Gli scenari possibili
Nelle prossime otto settimane si uscirà dall’impasse o si precipiterà nel baratro. Il 4 marzo il Tar ha mantenuto le nuove regole rinviando l’udienza al 27 maggio e dando al governo 30 giorni per depositare una bozza con i provvedimenti correttivi. È importante, sottolinea Collovà, tenere ben presente una data: il 13 maggio, data di inizio del Festival di Cannes. “Sulla Croisette il nostro padiglione è quello più importante e arrivare al Festival senza sapere come funzionerà il tax credit non permetterebbe ai produttori indipendenti di sedersi alla pari con le controparti internazionali per mettere a punto delle coproduzioni e finirebbe per allontanare gli stranieri dalla collaborazione con il nostro Paese: finirebbero per preferire altri che danno maggiore certezza” dice il legale. “Cannes offre al governo la possibilità di presentare al mondo le nuove regole, chiare e condivise, per fare business dell’intrattenimento in Italia e con l’Italia: un colpo di immagine formidabile che sarebbe un peccato non cogliere” aggiunge.
Ma se si dovesse arrivare a Cannes con l’attuale stato delle cose?
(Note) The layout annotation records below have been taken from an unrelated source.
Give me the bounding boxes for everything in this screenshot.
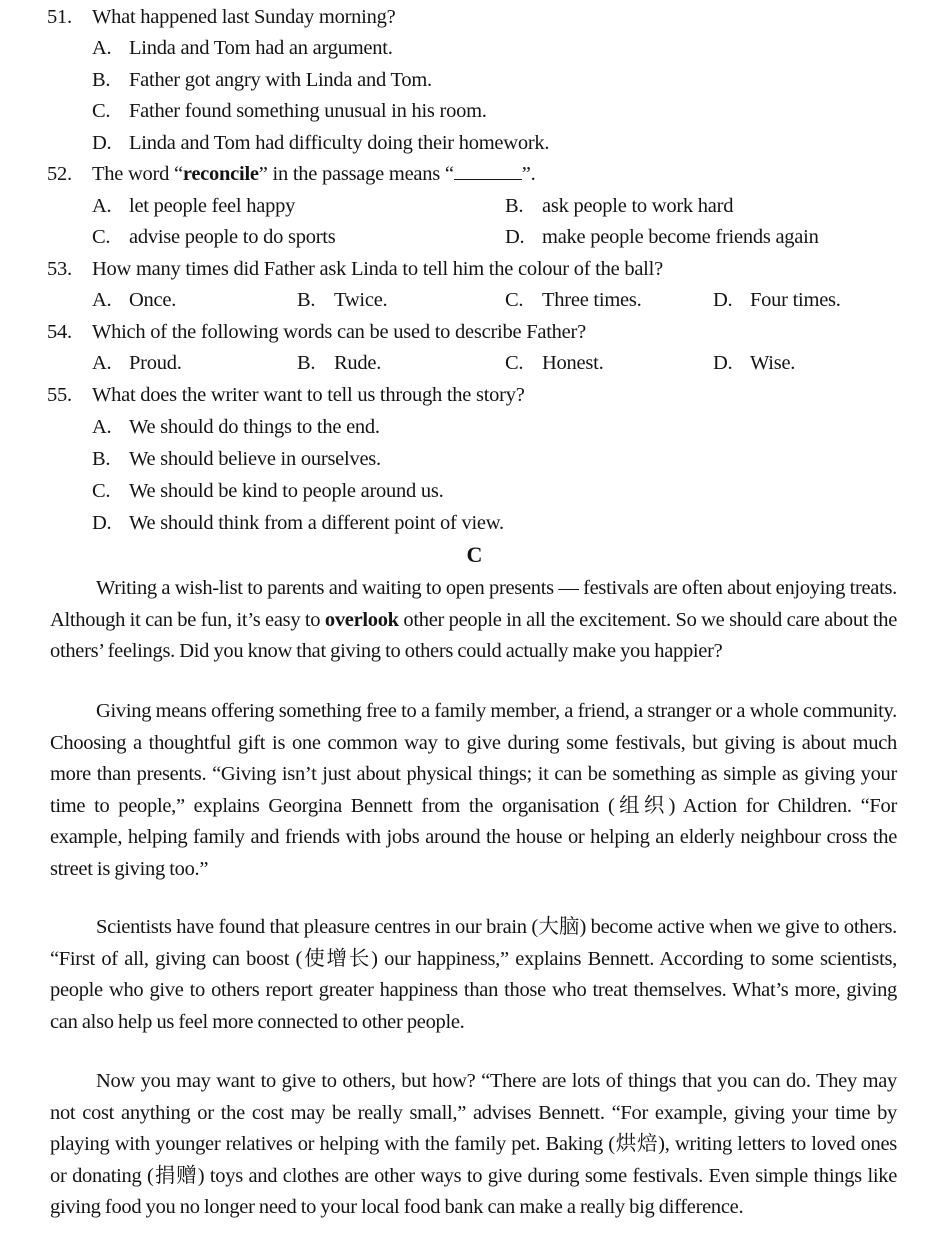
- option-54-d[interactable]: [713, 348, 795, 380]
- option-52-c[interactable]: [92, 222, 335, 254]
- option-54-b[interactable]: [297, 348, 381, 380]
- option-letter: A.: [92, 289, 112, 311]
- option-55-a[interactable]: [92, 412, 380, 444]
- paragraph-text: Now you may want to give to others, but how? “There are lots of things that you can do. They may not cost anything or the cost may be really small,” advises Bennett. “For example, giving your time by playing with younger relatives or helping with the family pet. Baking (烘焙), writing letters to loved ones or donating (捐赠) toys and clothes are other ways to give during some festivals. Even simple things like giving food you no longer need to your local food bank can make a really big difference.: [50, 1070, 897, 1218]
- option-text: Father found something unusual in his room.: [129, 100, 487, 122]
- question-text: What happened last Sunday morning?: [92, 6, 396, 28]
- question-text: [92, 159, 535, 191]
- option-53-b[interactable]: [297, 285, 387, 317]
- question-number: 55.: [47, 384, 72, 406]
- option-text: Three times.: [542, 289, 642, 311]
- option-letter: D.: [505, 226, 525, 248]
- option-52-a[interactable]: [92, 191, 295, 223]
- option-53-d[interactable]: [713, 285, 841, 317]
- option-text: Proud.: [129, 352, 182, 374]
- option-letter: D.: [92, 512, 112, 534]
- option-letter: B.: [297, 352, 316, 374]
- option-51-d[interactable]: [92, 128, 549, 160]
- option-55-b[interactable]: [92, 444, 381, 476]
- option-text: We should do things to the end.: [129, 416, 380, 438]
- option-text: advise people to do sports: [129, 226, 336, 248]
- option-text: let people feel happy: [129, 195, 296, 217]
- question-number: 52.: [47, 163, 72, 185]
- question-52: [0, 159, 949, 191]
- option-text: We should believe in ourselves.: [129, 448, 381, 470]
- option-54-a[interactable]: [92, 348, 182, 380]
- option-text: Once.: [129, 289, 177, 311]
- key-word-reconcile: reconcile: [182, 163, 259, 185]
- option-text: We should be kind to people around us.: [129, 480, 444, 502]
- question-text: What does the writer want to tell us through the story?: [92, 384, 525, 406]
- paragraph-text-start: Writing a wish-list to parents and waiting to open presents — festivals are often about enjoying treats. Although it can be fun, it’s easy to: [50, 577, 897, 631]
- option-letter: C.: [505, 289, 524, 311]
- option-54-c[interactable]: [505, 348, 603, 380]
- option-text: Father got angry with Linda and Tom.: [129, 69, 432, 91]
- section-title: C: [466, 542, 483, 567]
- question-number: 54.: [47, 321, 72, 343]
- option-letter: C.: [92, 100, 111, 122]
- option-text: Four times.: [750, 289, 841, 311]
- question-number: 51.: [47, 6, 72, 28]
- option-letter: C.: [92, 226, 111, 248]
- passage-paragraph-3: [50, 912, 897, 1038]
- option-text: Linda and Tom had an argument.: [129, 37, 393, 59]
- option-51-c[interactable]: [92, 96, 487, 128]
- option-text: ask people to work hard: [542, 195, 734, 217]
- option-letter: A.: [92, 352, 112, 374]
- option-text: Wise.: [750, 352, 796, 374]
- option-letter: B.: [92, 448, 111, 470]
- option-letter: D.: [92, 132, 112, 154]
- passage-paragraph-4: [50, 1066, 897, 1224]
- option-letter: C.: [92, 480, 111, 502]
- option-letter: A.: [92, 37, 112, 59]
- question-number: 53.: [47, 258, 72, 280]
- question-55: [0, 380, 949, 412]
- question-54: [0, 317, 949, 349]
- key-word-overlook: overlook: [324, 608, 399, 631]
- question-text: How many times did Father ask Linda to tell him the colour of the ball?: [92, 258, 663, 280]
- passage-paragraph-2: [50, 696, 897, 885]
- option-text: Honest.: [542, 352, 604, 374]
- option-51-a[interactable]: [92, 33, 393, 65]
- option-55-c[interactable]: [92, 476, 444, 508]
- question-51: [0, 2, 949, 34]
- paragraph-text: Giving means offering something free to a family member, a friend, a stranger or a whole community. Choosing a thoughtful gift is one common way to give during some festivals, but giving is about much more than presents. “Giving isn’t just about physical things; it can be something as simple as giving your time to people,” explains Georgina Bennett from the organisation (组织) Action for Children. “For example, helping family and friends with jobs around the house or helping an elderly neighbour cross the street is giving too.”: [50, 700, 897, 880]
- option-55-d[interactable]: [92, 508, 504, 540]
- option-53-c[interactable]: [505, 285, 641, 317]
- option-text: Twice.: [334, 289, 388, 311]
- paragraph-text: Scientists have found that pleasure centres in our brain (大脑) become active when we give to others. “First of all, giving can boost (使增长) our happiness,” explains Bennett. According to some scientists, people who give to others report greater happiness than those who treat themselves. What’s more, giving can also help us feel more connected to other people.: [50, 916, 897, 1033]
- question-text: Which of the following words can be used to describe Father?: [92, 321, 586, 343]
- option-letter: B.: [92, 69, 111, 91]
- option-51-b[interactable]: [92, 65, 432, 97]
- answer-blank: [454, 161, 522, 180]
- option-letter: A.: [92, 195, 112, 217]
- option-text: make people become friends again: [542, 226, 819, 248]
- question-text-start: The word “: [92, 163, 183, 185]
- option-letter: C.: [505, 352, 524, 374]
- option-letter: B.: [505, 195, 524, 217]
- passage-paragraph-1: [50, 573, 897, 668]
- option-text: We should think from a different point of view.: [129, 512, 504, 534]
- question-text-middle: ” in the passage means “: [258, 163, 454, 185]
- option-letter: D.: [713, 289, 733, 311]
- option-52-b[interactable]: [505, 191, 733, 223]
- paragraph-text-end: other people in all the excitement. So we should care about the others’ feelings. Did you know that giving to others could actually make you happier?: [50, 608, 897, 662]
- option-text: Linda and Tom had difficulty doing their homework.: [129, 132, 550, 154]
- question-text-end: ”.: [521, 163, 536, 185]
- option-letter: D.: [713, 352, 733, 374]
- option-letter: B.: [297, 289, 316, 311]
- option-53-a[interactable]: [92, 285, 176, 317]
- option-text: Rude.: [334, 352, 382, 374]
- option-52-d[interactable]: [505, 222, 819, 254]
- option-letter: A.: [92, 416, 112, 438]
- question-53: [0, 254, 949, 286]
Sarebbe un disastro, dice Corrado Azzollini, presidente del settore cinema di Confartigianato, che raggruppa 500 imprese, e cita un recente sondaggio secondo cui il 75% delle professionalita’ legate al mondo del cinema in questo momento non sta lavorando e oltre il 67% di chi sta lavorando non ha nuove opportunità in vista quando finirà l’attuale progetto. Quasi un terzo di chi non lavora è fermo anche da tre mesi e ben il 12% da più di un anno. La sfiducia nell’industria cinematografica italiana è pari al 99,1%, con un tasso di preoccupazione per il proprio futuro del 96,3%.
“Oggi l’Italia non è competitiva” dice Azzollini, “in tutto il mondo esiste il meccanismo del credito di imposta e solo nel nostro Paese le piccole imprese hanno grandi difficoltà ad accedervi mentre le grandi produzioni lo ottengono senza problemi”. “Sicuramente la legge Franceschini, andava corretta il meccanismo automatico ha creato disfunzioni, elargizione del denaro in modo troppo ‘semplice'”, dice Simonetta Amenta, presidente di Agici, l’associazione generale delle industrie cine-audiovisive indipendenti, “il decreto correttivo, però non ha agito sui punti importanti, sarebbe fondamentale inserire sia il descaletor, sia un tetto massimo alla concessione del tax credit per singolo film e per gruppi societari. A oggi c’è un cap al tax credit a 9 milioni di euro per film, che diventano 18 se c’è una coproduzione. E’ un limite inutile che andrebbe drasticamente abbassato”.